Caro Maroni, che ti succede?
Che succede a Maroni? No, tranquilli, non siamo
interessati alla sua vita privata, che peraltro Bobo presidente tiene
giustamente ed efficacemente riservata, ma al modo in cui interpreta il
ruolo di leader della regione più importante d'Italia.
Da un anno e mezzo a questa parte il governatore lombardo ha perso
progressivamente smalto e visibilità e pare in balia delle pressioni dei
suoi alleati che sgomitano per imporgli un rimpasto di Giunta che ha
sempre più il sapore di una resa dei conti.
Il silenzio, in alcuni casi, è segno di sicurezza e forza, perché, più
che l'affanno comunicativo può la concretezza amministrativa e politica.
Il silenzio di Maroni non ci pare però appartenere a questa categoria,
sembra piuttosto l'imbarazzo di chi non sa bene che cosa dire e non ha
certezze riguardo la strada da intraprendere, salvo affidarsi ai
ritornelli di antico sapore leghista sulla necessità che tutti imitino
la virtuosissima Lombardia.
Pressato dai suoi, Maroni ha tentato di invertire l'inerzia di una
comunicazione ripiegata su lui stesso e, prima, ha giocato la carta
Sgarbi in piena estate, salvo venirne oscurato e anche quasi canzonato,
poi si è deciso a ritagliarsi una tribuna televisiva che, dopo la
curiosità della prima volta, è sparita nel triste tran-tran di
un'emittenza locale sempre più in crisi di risorse e di idee.
Anche sul piano nazionale il silenzio di Maroni è speculare alla
ruspante e incazzosa (non c'è aggettivo più adatto) visibilità del
Matteo Salvini da Milano che in una mattina riesce a fare anche tre
comparsate televisive, gironzola per la città su camion sandwich che
gridano basta all'invasione e spopola sui social indossando varie e
spesso improbabili magliette padane (ma a Bruxelles ogni tanto ci va?).

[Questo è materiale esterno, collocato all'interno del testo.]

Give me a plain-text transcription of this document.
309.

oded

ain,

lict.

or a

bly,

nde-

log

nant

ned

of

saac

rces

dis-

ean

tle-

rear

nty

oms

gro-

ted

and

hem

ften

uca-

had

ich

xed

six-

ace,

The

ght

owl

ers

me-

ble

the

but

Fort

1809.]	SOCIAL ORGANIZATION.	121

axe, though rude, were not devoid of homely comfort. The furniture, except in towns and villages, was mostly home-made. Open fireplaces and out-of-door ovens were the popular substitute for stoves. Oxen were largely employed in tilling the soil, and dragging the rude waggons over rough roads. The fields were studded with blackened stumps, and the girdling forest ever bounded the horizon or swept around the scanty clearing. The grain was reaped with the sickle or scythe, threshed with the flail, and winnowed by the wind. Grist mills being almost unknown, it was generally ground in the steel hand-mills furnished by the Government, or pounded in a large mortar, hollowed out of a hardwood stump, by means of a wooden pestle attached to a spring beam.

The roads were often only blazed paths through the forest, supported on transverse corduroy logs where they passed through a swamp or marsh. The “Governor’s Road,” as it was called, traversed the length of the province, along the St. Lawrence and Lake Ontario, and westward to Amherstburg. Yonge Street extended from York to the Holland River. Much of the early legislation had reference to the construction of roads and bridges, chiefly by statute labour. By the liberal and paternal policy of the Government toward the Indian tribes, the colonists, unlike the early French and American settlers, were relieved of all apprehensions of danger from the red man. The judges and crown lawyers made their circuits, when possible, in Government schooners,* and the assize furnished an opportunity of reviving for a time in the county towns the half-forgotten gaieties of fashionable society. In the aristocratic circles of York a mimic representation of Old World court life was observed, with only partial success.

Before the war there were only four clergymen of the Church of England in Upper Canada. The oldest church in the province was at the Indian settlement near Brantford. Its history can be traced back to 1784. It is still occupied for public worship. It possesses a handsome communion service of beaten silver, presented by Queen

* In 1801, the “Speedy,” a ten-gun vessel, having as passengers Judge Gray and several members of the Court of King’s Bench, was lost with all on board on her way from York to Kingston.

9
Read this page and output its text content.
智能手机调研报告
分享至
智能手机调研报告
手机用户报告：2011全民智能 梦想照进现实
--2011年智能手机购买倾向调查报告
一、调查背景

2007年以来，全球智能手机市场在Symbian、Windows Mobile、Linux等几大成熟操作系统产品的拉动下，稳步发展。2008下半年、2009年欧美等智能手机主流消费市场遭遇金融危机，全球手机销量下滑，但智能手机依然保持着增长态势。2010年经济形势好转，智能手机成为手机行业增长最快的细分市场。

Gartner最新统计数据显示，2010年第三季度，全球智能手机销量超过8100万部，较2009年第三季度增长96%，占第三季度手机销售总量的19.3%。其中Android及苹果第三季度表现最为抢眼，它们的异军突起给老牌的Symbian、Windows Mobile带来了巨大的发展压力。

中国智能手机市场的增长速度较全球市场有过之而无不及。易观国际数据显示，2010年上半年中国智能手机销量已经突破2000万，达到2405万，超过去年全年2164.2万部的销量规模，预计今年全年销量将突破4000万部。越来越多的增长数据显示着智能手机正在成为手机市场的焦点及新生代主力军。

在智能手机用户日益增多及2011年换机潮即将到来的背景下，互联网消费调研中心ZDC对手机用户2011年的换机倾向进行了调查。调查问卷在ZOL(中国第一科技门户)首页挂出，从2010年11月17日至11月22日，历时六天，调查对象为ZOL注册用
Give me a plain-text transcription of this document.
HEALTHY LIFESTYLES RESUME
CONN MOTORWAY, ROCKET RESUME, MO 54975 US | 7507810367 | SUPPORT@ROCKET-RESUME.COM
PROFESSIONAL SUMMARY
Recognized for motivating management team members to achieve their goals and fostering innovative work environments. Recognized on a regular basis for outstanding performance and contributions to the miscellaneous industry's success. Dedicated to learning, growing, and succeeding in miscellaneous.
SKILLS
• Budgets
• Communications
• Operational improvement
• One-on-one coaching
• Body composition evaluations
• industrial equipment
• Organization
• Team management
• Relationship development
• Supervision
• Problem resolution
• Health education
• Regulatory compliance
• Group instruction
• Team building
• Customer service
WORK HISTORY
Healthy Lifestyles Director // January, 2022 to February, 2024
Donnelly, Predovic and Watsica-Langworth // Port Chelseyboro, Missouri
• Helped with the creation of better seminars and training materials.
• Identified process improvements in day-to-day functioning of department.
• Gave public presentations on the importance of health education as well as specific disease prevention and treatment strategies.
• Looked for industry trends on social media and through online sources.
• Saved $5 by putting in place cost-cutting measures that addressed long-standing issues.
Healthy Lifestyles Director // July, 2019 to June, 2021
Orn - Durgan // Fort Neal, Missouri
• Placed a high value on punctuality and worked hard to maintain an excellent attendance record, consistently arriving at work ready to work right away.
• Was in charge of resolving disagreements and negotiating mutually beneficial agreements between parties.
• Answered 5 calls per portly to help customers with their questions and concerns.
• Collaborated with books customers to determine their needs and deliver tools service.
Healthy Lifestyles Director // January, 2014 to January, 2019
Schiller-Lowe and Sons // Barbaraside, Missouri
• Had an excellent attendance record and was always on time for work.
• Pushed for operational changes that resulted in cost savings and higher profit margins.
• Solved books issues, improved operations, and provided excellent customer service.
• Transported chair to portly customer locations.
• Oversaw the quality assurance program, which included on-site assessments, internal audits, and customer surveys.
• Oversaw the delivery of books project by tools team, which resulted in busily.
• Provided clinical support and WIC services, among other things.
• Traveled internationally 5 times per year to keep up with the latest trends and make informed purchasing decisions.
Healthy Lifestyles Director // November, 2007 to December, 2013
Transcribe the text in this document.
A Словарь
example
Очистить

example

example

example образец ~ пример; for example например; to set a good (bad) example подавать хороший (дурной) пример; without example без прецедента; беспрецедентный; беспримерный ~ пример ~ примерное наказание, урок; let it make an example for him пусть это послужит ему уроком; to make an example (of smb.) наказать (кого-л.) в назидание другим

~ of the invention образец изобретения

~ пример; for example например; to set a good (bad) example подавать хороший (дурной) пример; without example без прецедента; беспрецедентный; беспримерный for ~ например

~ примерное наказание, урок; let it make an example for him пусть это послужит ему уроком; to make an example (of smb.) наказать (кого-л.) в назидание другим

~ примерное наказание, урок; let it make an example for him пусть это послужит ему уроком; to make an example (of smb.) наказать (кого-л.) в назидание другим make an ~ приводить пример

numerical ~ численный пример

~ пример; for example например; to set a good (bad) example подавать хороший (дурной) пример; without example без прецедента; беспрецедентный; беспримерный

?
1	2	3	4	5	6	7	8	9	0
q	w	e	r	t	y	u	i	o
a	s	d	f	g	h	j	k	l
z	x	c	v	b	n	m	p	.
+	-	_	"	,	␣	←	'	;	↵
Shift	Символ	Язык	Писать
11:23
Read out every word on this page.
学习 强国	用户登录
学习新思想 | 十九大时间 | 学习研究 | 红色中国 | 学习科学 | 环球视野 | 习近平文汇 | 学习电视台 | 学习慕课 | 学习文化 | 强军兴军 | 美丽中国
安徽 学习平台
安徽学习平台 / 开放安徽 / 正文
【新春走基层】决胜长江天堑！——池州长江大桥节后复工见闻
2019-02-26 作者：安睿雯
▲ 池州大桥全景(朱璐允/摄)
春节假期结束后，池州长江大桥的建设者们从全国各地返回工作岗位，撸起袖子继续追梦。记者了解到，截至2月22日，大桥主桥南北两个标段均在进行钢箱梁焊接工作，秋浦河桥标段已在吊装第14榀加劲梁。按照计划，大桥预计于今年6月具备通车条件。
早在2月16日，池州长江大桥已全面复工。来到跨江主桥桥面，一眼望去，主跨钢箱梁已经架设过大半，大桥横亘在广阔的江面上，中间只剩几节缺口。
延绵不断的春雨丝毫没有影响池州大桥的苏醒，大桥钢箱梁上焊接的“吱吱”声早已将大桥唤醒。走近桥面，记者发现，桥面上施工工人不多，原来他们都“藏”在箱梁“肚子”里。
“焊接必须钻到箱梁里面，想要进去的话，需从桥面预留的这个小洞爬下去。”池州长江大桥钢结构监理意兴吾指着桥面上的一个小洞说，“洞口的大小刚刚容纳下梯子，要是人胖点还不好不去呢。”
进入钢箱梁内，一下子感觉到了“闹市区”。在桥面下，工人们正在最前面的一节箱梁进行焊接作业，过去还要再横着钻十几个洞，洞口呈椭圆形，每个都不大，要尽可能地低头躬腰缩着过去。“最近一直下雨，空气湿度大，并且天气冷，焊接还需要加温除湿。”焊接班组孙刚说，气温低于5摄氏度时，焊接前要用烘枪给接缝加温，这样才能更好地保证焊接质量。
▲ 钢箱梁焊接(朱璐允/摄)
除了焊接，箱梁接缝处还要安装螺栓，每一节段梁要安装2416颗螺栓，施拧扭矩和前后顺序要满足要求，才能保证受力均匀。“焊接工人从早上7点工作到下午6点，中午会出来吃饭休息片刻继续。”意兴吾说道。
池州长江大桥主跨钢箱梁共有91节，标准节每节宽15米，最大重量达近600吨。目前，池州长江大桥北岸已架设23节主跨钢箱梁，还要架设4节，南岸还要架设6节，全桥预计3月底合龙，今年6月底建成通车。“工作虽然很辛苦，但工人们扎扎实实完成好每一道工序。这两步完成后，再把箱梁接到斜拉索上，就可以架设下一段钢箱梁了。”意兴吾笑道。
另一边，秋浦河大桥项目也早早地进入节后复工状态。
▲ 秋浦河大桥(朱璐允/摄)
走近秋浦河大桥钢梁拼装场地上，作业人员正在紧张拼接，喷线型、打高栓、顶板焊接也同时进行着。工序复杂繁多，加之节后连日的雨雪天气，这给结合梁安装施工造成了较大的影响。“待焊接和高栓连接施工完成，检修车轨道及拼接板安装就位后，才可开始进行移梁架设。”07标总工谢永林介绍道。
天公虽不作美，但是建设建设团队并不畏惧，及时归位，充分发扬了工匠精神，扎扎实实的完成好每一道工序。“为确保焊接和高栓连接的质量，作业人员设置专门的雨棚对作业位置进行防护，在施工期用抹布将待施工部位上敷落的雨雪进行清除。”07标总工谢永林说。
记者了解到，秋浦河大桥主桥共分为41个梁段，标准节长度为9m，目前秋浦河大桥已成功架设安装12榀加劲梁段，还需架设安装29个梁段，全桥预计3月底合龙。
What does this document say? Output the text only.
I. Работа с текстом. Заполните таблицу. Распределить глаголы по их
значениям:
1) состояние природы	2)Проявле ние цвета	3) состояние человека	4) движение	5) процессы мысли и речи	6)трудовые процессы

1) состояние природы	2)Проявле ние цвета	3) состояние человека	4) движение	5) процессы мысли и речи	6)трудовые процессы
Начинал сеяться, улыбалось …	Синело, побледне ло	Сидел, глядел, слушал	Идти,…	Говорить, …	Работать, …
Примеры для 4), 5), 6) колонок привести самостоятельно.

Alla domanda "che cosa succede a Maroni" qualcuno potrebbe tentare di
rispondere che si sta occupando del governo della Lombardia, ma anche su
questo fronte ci permettiamo di avanzare qualche dubbio. L'impegno non
manca, intendiamoci, perché il presidente non si risparmia a livello di
incontri e visite sul territorio lombardo; rimane però la sensazione che
sia un attivismo un po' casuale e poco orientato, frutto
dell'indeterminatezza dell'azione di governo e di una scarsa
consapevolezza di dove debba andare la Lombardia. Lo testimonia anche
l'attività degli assessori, che girano in lungo e in largo la regione
annunciando a ripetizione misure già adottate da tempo, nella speranza
che i quattrini possano moltiplicarsi a forza di inserirli in comunicati
stampa ripetitivi e rideclinati a seconda dei territori.
Maroni finisce così per essere un po' come il Milan di Inzaghi, dotato
di grande buona volontà e foga, incapace di esprimere gioco e qualità e
in balia di svarioni difensivi sempre in agguato che mettono in
apprensione i giocatori e rovinano il fegato ai tifosi.
La vicenda del rimpasto diventa così una sorta di tormentone politico
mediatico che, se da un lato potrebbe logorare la squadra di governo
forza leghista, dall'altra sembra far comodo a Maroni per placare i
reciproci appetiti di alleati in grande subbuglio interno.
Il governatore si trincera così dietro a qualche battuta, sfrutta la sua
indiscutibile affabilità e cordialità (merce rara per quasi vent'anni
al vertice della regione), ma non riesce a imporsi come leader di una
regione in cerca di prospettive a cui aggrapparsi. E se queste
coincidono con il solo referendum per l'autonomia statutaria, temiamo
che anche i lombardi più sfegatati comincino ormai a nutrire qualche
dubbio. Avanti di questo passo non vorremmo dover vedere il prossimo 18
ottobre la brutta immagine del nostro presidente accanto al barbuto
Matteo con indosso una maglietta contro l'invasione e le braghe calate
della Lombardia nel ricordo di tristi mutande verdi macroregionali.